- Hlinaia
- Coordinates: 46°38′48″N 29°48′31″E﻿ / ﻿46.64667°N 29.80861°E
- Country (de jure): Moldova
- Country (de facto): Transnistria
- Elevation: 7 m (23 ft)
- Time zone: UTC+2 (EET)
- • Summer (DST): UTC+3 (EEST)

= Hlinaia, Slobozia, Transnistria =

Hlinaia (Глиное, Глинне) is a village in the Slobozia District of Transnistria, Moldova. It has since 1990 been administered as a part of the breakaway Transnistrian Moldovan Republic. In the 19th century, the village was named Glücksthal and was populated by German Lutheran colonists.

According to the Soviet census of 1939, the population of the village was 7,308 inhabitants, of which 3,469 (47.47%) were Moldovans (Romanians), 2,189 (29.95%) were Ukrainians and 1,327 (18.16%) were Russians.

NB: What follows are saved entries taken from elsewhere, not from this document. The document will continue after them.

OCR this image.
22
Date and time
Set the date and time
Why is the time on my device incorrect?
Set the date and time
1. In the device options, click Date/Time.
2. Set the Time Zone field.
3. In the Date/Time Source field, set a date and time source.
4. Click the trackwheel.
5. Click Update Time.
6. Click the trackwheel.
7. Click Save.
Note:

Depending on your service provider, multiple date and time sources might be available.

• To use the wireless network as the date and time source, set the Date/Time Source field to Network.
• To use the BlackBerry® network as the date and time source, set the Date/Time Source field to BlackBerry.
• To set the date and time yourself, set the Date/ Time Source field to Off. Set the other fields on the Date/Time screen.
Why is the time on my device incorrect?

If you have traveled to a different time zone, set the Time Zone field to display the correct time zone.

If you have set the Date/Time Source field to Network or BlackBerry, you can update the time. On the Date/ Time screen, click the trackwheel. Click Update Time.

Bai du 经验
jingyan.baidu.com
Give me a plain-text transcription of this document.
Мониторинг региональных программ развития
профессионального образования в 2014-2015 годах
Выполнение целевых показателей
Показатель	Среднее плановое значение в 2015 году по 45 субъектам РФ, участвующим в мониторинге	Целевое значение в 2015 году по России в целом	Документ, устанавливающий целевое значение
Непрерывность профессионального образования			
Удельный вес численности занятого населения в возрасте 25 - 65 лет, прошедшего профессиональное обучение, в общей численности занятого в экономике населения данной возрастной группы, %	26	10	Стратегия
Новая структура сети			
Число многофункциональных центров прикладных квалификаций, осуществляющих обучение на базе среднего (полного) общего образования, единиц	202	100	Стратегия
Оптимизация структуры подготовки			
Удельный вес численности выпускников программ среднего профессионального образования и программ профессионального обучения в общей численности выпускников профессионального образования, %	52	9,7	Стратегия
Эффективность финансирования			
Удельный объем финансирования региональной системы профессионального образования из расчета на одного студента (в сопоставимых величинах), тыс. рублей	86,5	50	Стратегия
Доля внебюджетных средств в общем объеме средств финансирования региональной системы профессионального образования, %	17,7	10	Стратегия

According to the unofficial census of 2004, the village had 5,251 inhabitants; more precisely: 2,494 or 47.49% Moldovans (Romanians), 1,448 or 27.57% Ukrainians, 1,186 or 22.58% Russians, 34 Germans, 25 Belarusians, 22 Bulgarians, 18 Gagauz and 24 people of other ethnicities.